Lyra, Rosette'in 'icat ettiği' pamuk şekeri yemekle meşgul olan Emira ile birlikte sokakta onu bekliyordu. Küçük kız dışarı çıkar çıkmaz koşarak yanına koştu ve ona pamuk şeker ikram etti.
“Onunla ilgilendiğin için teşekkürler!” victor küçük kızın kafasını ovuştururken konuştu. “Sen sandığım kadar kötü bir filiz değilsin!” gereksiz yere ekledi.
“vah! Sen kahrolası kötü filizsin!” Lyra karşılık verdi.
“Sadece şunu söylüyorum…” omuz silkti. Acele etmesini ve o iblisi Aerith'le bulmasını bekliyordu ama Emira ile kalmaya karar verdi ve bu onun hala kurtarılabileceğini kanıtladı… Hayır, şaplak hâlâ bir zorunluluktu ama Emira ona yumuşak davranacaktı!
“Hadi kaleye geri dönelim… Acele edip o iblise ne olduğunu görmem lazım!” Dönüp onları bekleyen arabaya doğru ilerlemeye başlarken tükürdü. Bu piçten iltifat duymak istemiyordu.
“Aerith onu yakaladı mı?” hızla takip ederken sordu.
“Evet… ama detayları bilmiyorum!” dedi.
“Ah… O iyi olduğu sürece…” victor başını salladı. İblis hakkında endişelenmiyordu; Aerith onu yakalayacak kadar güçlüydü. Şu anda tek bir düşüncesi vardı, odasına varıp ganimetini kontrol etmeye başlamak için sabırsızlanıyordu! Böylece Emira'nın elini tuttu ve kapıyı kapatır kapatmaz hareket etmeye başlayan lüks arabaya bindi.
Önünde oturan Lyra'yla küçük bir konuşma yapıp yapmayacağını düşündü, ama Lyra'nın kendisinden kaçınmak için bilerek pencereden dışarı bakmak için başını çevirdiğini fark edince, onu ayırmaya ve kontrol etmek için zaman ayırmaya karar verdi. kan kölelerinin üzerinde.

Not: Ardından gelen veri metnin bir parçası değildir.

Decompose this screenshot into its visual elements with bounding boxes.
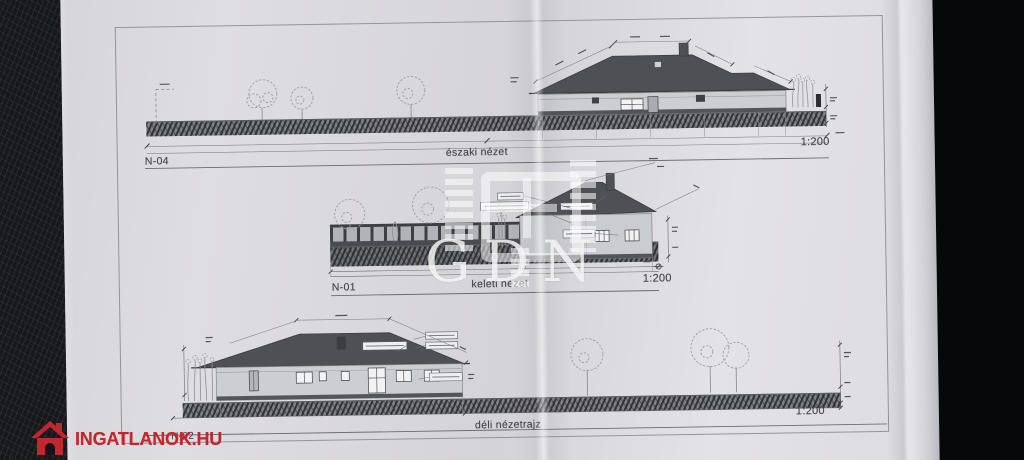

Emira onun yanında pamuk şekerini yiyordu, bu yüzden onu kontrol etmesine gerek yoktu.
Lin iyiydi… Yemek yapmayı Hilda'dan öğreniyordu. Artık bir yumurtayı kömür parçasına dönüştürmeden kızartabiliyordu. Fena değil!

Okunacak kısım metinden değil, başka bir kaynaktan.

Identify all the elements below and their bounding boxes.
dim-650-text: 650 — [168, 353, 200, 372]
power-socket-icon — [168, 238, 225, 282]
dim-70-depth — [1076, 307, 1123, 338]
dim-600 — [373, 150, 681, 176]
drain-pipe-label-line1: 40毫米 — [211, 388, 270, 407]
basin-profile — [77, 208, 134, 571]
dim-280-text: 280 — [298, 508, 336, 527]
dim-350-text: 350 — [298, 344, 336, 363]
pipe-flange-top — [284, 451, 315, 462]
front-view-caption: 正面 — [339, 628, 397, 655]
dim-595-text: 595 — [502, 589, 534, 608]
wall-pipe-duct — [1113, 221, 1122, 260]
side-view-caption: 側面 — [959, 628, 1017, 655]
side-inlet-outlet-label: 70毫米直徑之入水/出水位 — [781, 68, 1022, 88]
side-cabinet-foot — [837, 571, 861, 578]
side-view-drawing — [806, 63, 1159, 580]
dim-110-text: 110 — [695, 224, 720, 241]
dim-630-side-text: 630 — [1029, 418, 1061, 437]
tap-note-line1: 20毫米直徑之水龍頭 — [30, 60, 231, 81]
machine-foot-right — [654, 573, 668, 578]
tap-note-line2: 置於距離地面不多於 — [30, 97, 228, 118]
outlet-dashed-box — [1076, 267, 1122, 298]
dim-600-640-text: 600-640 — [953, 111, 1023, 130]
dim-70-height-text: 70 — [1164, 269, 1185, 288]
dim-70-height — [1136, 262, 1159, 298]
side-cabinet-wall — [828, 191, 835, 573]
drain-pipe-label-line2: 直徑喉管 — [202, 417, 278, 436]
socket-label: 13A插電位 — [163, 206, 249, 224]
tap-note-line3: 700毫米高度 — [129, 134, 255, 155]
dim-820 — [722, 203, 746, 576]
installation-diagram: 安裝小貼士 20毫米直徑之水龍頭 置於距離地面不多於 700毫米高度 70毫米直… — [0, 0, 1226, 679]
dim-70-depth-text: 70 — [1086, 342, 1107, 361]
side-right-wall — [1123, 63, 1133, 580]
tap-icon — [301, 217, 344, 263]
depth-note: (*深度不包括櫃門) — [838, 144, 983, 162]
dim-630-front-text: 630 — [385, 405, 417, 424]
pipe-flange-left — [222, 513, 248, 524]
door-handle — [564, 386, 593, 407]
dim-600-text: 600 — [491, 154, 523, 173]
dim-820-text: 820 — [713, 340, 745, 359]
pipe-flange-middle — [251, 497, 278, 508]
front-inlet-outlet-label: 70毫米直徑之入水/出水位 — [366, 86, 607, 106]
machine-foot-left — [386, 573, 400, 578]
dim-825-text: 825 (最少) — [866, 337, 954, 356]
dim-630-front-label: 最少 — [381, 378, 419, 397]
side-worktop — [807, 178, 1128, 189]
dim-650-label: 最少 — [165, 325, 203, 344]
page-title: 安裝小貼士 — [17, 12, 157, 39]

Alex her zamanki gibi genç bir kahraman gibi mızrağını kullanıyordu… iki kız gözlerinde yıldızlarla yanları izliyordu. Axel, onlarla yatmadan önce soyunu uyandırmak için ihtiyaç duyduğu eski güzel bahaneyi kullanmış gibi görünüyordu, bu yüzden onu destekliyorlardı... Hayır O!
Danial okuldaydı ve yakın zamanda sınıfına katılan iki kız kardeşe asılmıştı. O adam iyiydi!
Tom 'kayınpederi' ve Caspian'la öğle yemeği yiyordu. Fena değil, bu aptalın topladığı bilgiler geri döndüğünde onun için hayati önem taşıyacak!
Mike, babasının malikanesinde erkek ve kız kardeşleriyle buluşuyordu. Ah… Onlardan biriyle, o sürtük Juju'yla uzun zaman önce tanışmıştı. Sahte adama vuruyordu…
victor iç geçirdi ve diğerlerini incelerken başını salladı.
HSSSSSSSSSSSSSSSSSSSSSS…
Nefesi kesildi, ayağa fırladı ve başını vagonun tavanına çarptı.
“Ahh!”
“NE?” Lyra endişeyle sordu, Emira ona bakarken hançerine uzandı.
“Ah.... HİÇ BİR ŞEY!! Sadece bir sivrisinek kıçımı ısırdı…” dedi victor kayıtsızca, hızla yerine oturup gözlerini kapattı. Bir adamla konuşan Mike'ın gözüyle tekrar bakarken ayrıntılı bir mazeret sunacak ruh halinde değildi.
Bu adam kesinlikle oydu... AİLESİNİ ÖLDÜREN OLAN! GENÇ IŞIK EFENDİSİ!
Her ne kadar yüzünün şekli biraz farklı olsa da victor bu adamın gözlerini asla unutamayacaktı!
İmkansız… Kardeşi miydi o? Adı… ROY'du!